Eighty-nine-year-old Holocaust survivor Verona Phillips’ mind is a picture book – and its pages often turn back to her horrific experiences in World War 2 Nazi concentration camps when she was a young girl.
Those images left indelible prints on her mind. “I so often wish it would disappear. I still feel the pain and the anger. Never will I forget the smoke that consumed my life forever,” she says.
Phillips spoke in a frail, yet resilient, voice as she delivered her keynote speech yesterday to hundreds of people at this year’s Holocaust Remembrance Day at the Martyr’s Monument in the West Park Jewish Cemetery in Johannesburg.
She is of Hungarian decent, born in Budapest, and remembers the day in 1940 that her home became hell. Adolf Hitler left his “blueprint” on the country in that year, she says.
Of the 6 million Jews killed in the Holocaust, 10% came from Hungary. Her two cousins were shot in front of her eyes “and I suffered eight miscarriages, after, from the torture”.
“One year before liberation, we were all marched to the concentration camps.

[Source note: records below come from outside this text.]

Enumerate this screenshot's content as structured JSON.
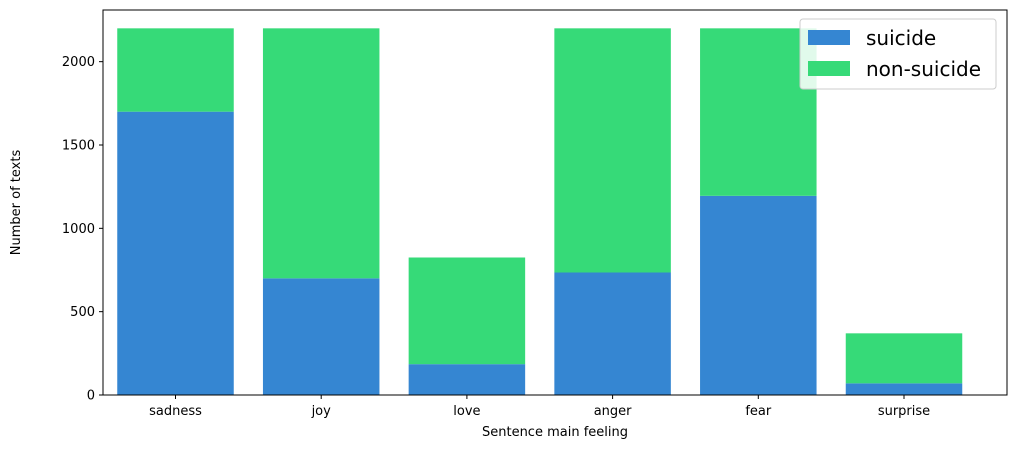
{
  "chart_data": {
    "type": "bar",
    "stacked": true,
    "categories": [
      "sadness",
      "joy",
      "love",
      "anger",
      "fear",
      "surprise"
    ],
    "series": [
      {
        "name": "suicide",
        "color": "#3586d2",
        "values": [
          1700,
          700,
          185,
          735,
          1195,
          70
        ]
      },
      {
        "name": "non-suicide",
        "color": "#36da78",
        "values": [
          500,
          1500,
          640,
          1465,
          1005,
          300
        ]
      }
    ],
    "xlabel": "Sentence main feeling",
    "ylabel": "Number of texts",
    "ylim": [
      0,
      2310
    ],
    "yticks": [
      0,
      500,
      1000,
      1500,
      2000
    ],
    "grid": false,
    "legend_position": "top-right"
  }
}
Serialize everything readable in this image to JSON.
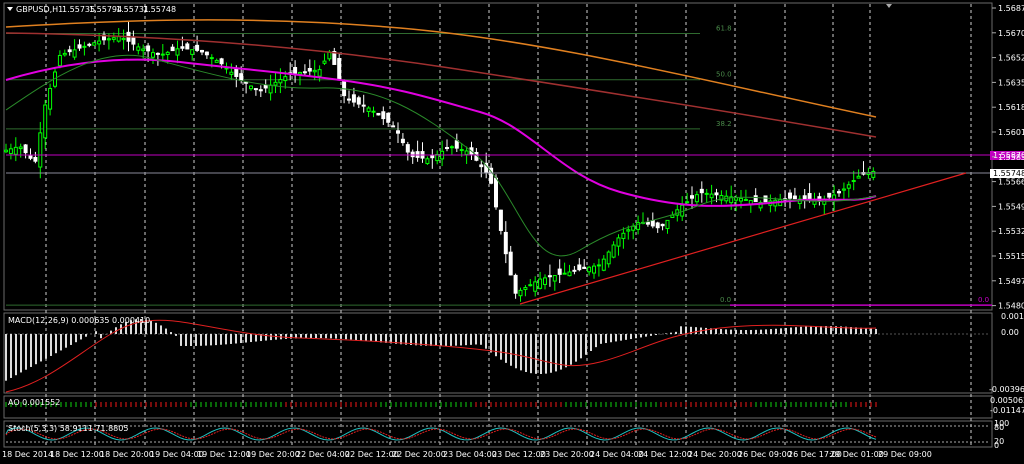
{
  "window": {
    "symbol_label": "GBPUSD,H1",
    "ohlc": [
      "1.55735",
      "1.55794",
      "1.55731",
      "1.55748"
    ]
  },
  "price_axis": {
    "ticks": [
      "1.56870",
      "1.56700",
      "1.56525",
      "1.56355",
      "1.56180",
      "1.56010",
      "1.55835",
      "1.55665",
      "1.55490",
      "1.55320",
      "1.55150",
      "1.54975",
      "1.54805"
    ],
    "range": [
      1.548,
      1.5689
    ],
    "current_price": "1.55748",
    "level_tag": "1.55870"
  },
  "fibonacci": {
    "levels": [
      {
        "label": "61.8",
        "price": 1.567
      },
      {
        "label": "50.0",
        "price": 1.5638
      },
      {
        "label": "38.2",
        "price": 1.5604
      },
      {
        "label": "0.0",
        "price": 1.5482
      }
    ],
    "end_label": "0.0"
  },
  "time_axis": {
    "labels": [
      "18 Dec 2014",
      "18 Dec 12:00",
      "18 Dec 20:00",
      "19 Dec 04:00",
      "19 Dec 12:00",
      "19 Dec 20:00",
      "22 Dec 04:00",
      "22 Dec 12:00",
      "22 Dec 20:00",
      "23 Dec 04:00",
      "23 Dec 12:00",
      "23 Dec 20:00",
      "24 Dec 04:00",
      "24 Dec 12:00",
      "24 Dec 20:00",
      "26 Dec 09:00",
      "26 Dec 17:00",
      "29 Dec 01:00",
      "29 Dec 09:00"
    ]
  },
  "macd": {
    "label": "MACD(12,26,9) 0.000635 0.000410",
    "ticks": [
      "0.00127",
      "0.00",
      "-0.003969"
    ]
  },
  "ao": {
    "label": "AO 0.001552",
    "ticks": [
      "0.005062",
      "-0.01147"
    ]
  },
  "stoch": {
    "label": "Stoch(5,3,3) 58.9111 71.8805",
    "ticks": [
      "100",
      "80",
      "20",
      "0"
    ]
  },
  "colors": {
    "bull": "#00ff00",
    "bear": "#ffffff",
    "ma_magenta": "#e000e0",
    "ma_orange": "#e08020",
    "ma_brown": "#a03030",
    "trendline": "#e02020",
    "grid": "#ffffff"
  }
}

I see a picture of my wonderful father, who was taken into the labour camps. My uncles and cousins were also taken into those camps.”
She never saw her father again. Phillips recalls a family photograph at their Budapest home, an image that overpowers all others.
“These memories flood back and I ask myself: why did I survive? How did I survive? Who am I? I am one of the last survivors of the concentration camps.”